McHENRY – Sunlight, jazz music and the sound of happy reunions filled the Centegra’s Sage Cancer Center on Sunday as nearly 400 people gathered to celebrate Cancer Survivors Day.
“It is important to celebrate life and celebrate each day of life,” said Terrence Bugno, radiation oncologist with Centegra. He stood in the Cheri Amore Garden of Hope surrounded by dozens of cancer survivors and their families.
Bugno was taking a break from playing his trumpet with the jazz band entertaining the crowd. He and dozens of other doctors and nurses ditched their suits and scrubs for the afternoon to treat the spirit of their patients, past and present.
“Today is not about the label of cancer survivor,” Bugno said. “It is about celebrating who they actually are and every aspect of the community that is part of the experience of cancer.”
Stacey Monsen, a thyroid cancer survivor, attended Sunday’s event. Although the 23-year-old McHenry resident has been in remission for five years, she returned to Centegra to connect with the nursing staff and others in remission.
“It’s nice having people around you who know and understand,” Monsen said.
She spoke while coloring a paper butterfly at one of the celebration’s many therapeutic activity stations. The butterflies will hang in the bushes of the hospital’s garden to encourage those seeking solace and inspiration.
“The goal is to let people know they are not alone,” said Mary Schneider, a nurse and one of the event organizers.
Sunday marked the 29th National Cancer Survivors Day and Centegra’s sixth observance.
When Schneider and oncology counselor Marianna Wolfmeyer started Centegra’s celebration, it was modest, with about 70 guests including staff, Schneider said.
“We brought our own card tables, and I brought a patio umbrella from home,” Schneider remembered.
The event’s evolution reflects that of the entire oncology department, she said. Today, treatment at the cancer center is comprehensive, not only including radiation, chemotherapy and infusion medications, but also counseling, spiritual support, financial counseling and dietitian care.
“We really try to hit their mind, body and spirit,” Schneider said.
Sunday was about the spirit.
Guests could take advantage of free food, massage therapy, tai chi and yoga stations, and were encouraged to plant flowers, make plant stakes and take silly photos in a photo booth.
Stomach cancer survivor Terry Pancyrz of McHenry took advantage of the party with his family. Diagnosed in 2012, Pancyrz and has been in remission for four years.
“To everyone who worked on me or took care of me, I cannot thank them enough. Even the people in general who I met during treatment who were also patients. You meet, some of them and you say to yourself, ‘I ain’t got it so bad,’ ” he said.
Pancyrz and his doctor Ginny Kamboj were part of a testimonial presentation at the event. For both the doctor and patient, the day was about feeling gratitude for the team of nurses, staff and volunteers who helped in the fight to save Pancyrz’s and other patient’s lives.
Doctor Thomas Weyburn and his patient breast cancer survivor Jeanine Katzel, 68, of Cary, also presented testimonials. They talked about the importance of connecting not only as doctor and patient but as people with hobbies and interests like great Italian food.
The stories activities and stories throughout the afternoon led to strong emotions for many in attendance.
“Today is like coming back to family,” said Cheryl Kawell of Lake in the Hills. “We’ve all be through the same situation.”
Kawell was diagnosed with breast cancer in 2011 and is in remission. She was joined on Sunday by her husband Brad Kawell and daughters Casey and Natalie Kawell of Woodstock.
“It makes you feel like you’re not alone,” Cheryl Kawell said. “You’re not out there by yourself, the only one going through this.”
Centegra sees about 850 new cases of cancer per year, hospital spokeswoman Michelle Green said.

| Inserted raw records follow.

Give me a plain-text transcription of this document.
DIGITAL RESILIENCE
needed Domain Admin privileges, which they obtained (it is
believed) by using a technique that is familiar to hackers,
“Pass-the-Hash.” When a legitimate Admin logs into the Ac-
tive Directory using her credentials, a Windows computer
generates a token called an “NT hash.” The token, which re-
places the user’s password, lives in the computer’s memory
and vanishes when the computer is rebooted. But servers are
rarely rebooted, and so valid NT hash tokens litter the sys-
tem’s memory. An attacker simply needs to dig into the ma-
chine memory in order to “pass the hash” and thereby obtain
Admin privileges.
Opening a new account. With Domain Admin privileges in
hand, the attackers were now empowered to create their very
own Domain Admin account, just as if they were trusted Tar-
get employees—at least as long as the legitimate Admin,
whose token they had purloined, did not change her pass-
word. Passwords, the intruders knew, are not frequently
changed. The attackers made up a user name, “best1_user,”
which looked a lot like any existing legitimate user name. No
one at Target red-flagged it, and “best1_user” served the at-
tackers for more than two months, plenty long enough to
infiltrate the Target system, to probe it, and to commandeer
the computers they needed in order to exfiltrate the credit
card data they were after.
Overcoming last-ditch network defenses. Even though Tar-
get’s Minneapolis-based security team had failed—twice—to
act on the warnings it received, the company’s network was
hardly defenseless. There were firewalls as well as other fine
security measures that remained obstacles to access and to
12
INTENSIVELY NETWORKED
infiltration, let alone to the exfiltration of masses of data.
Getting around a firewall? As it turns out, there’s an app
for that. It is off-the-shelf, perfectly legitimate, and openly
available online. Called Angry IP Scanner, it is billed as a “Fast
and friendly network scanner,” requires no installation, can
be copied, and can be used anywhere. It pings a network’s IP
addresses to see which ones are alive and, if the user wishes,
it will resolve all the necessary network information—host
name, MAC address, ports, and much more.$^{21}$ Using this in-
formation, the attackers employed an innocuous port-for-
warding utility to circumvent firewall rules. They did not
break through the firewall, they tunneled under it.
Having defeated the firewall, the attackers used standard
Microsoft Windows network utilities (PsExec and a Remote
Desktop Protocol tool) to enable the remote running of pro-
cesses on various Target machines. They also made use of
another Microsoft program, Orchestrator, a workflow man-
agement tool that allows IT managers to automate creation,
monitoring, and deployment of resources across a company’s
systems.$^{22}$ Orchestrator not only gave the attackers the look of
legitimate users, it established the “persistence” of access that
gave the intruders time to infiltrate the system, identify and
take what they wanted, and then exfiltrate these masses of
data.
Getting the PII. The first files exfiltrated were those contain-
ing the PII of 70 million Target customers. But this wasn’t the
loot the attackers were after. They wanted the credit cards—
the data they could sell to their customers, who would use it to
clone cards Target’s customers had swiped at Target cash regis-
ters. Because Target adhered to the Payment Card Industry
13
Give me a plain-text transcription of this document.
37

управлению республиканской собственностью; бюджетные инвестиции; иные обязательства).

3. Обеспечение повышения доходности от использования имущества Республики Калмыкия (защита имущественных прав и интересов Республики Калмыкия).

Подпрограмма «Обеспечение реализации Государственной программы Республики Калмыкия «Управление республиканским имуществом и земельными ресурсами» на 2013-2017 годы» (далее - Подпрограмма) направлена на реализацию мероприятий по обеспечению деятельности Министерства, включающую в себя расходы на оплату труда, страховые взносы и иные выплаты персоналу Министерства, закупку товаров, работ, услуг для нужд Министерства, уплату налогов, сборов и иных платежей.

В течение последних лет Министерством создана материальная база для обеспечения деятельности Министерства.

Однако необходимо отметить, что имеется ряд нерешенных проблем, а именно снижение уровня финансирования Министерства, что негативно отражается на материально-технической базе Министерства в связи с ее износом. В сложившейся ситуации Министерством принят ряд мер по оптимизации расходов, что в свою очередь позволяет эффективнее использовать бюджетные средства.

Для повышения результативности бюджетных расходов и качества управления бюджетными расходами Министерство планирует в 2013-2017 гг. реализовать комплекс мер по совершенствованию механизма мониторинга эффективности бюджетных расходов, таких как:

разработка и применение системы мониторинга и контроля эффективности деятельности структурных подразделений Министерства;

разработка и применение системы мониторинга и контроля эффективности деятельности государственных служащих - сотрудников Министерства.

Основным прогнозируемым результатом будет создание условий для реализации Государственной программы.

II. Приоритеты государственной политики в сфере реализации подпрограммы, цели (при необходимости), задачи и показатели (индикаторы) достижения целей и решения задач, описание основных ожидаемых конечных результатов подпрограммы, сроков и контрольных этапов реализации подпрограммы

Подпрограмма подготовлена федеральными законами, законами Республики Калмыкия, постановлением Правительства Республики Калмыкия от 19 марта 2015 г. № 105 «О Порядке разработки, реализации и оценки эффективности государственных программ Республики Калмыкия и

Cancer Survivors Day takes place on the first Sunday of June each year, but their support groups that meet regularly to help connect those diagnosed with cancer and their loved ones.
• Cancer Transitions: a group program for survivors who have completed active treatment generally within the last two years.
• Caring for the Caregiver: a monthly group for those offering care to anyone with a serious illness.
• Connections: a monthly group for women with breast cancer under 40.
• Creating Expressions: a monthly expressive arts program designed to benefit cancer survivors and their care partners.
• H.O.P.E. (High on Positive Energy): a monthly energizing group offered to women who have been diagnosed with breast cancer.
• Guided Patient Services: A one-time class offered bi-monthly in a group setting for the recently diagnosed with cancer and their partners.
• Look Good … Feel Better: a program for women in active cancer treatment. Volunteer cosmetologists teach women techniques to help them combat the appearance-related side effects of cancer treatment.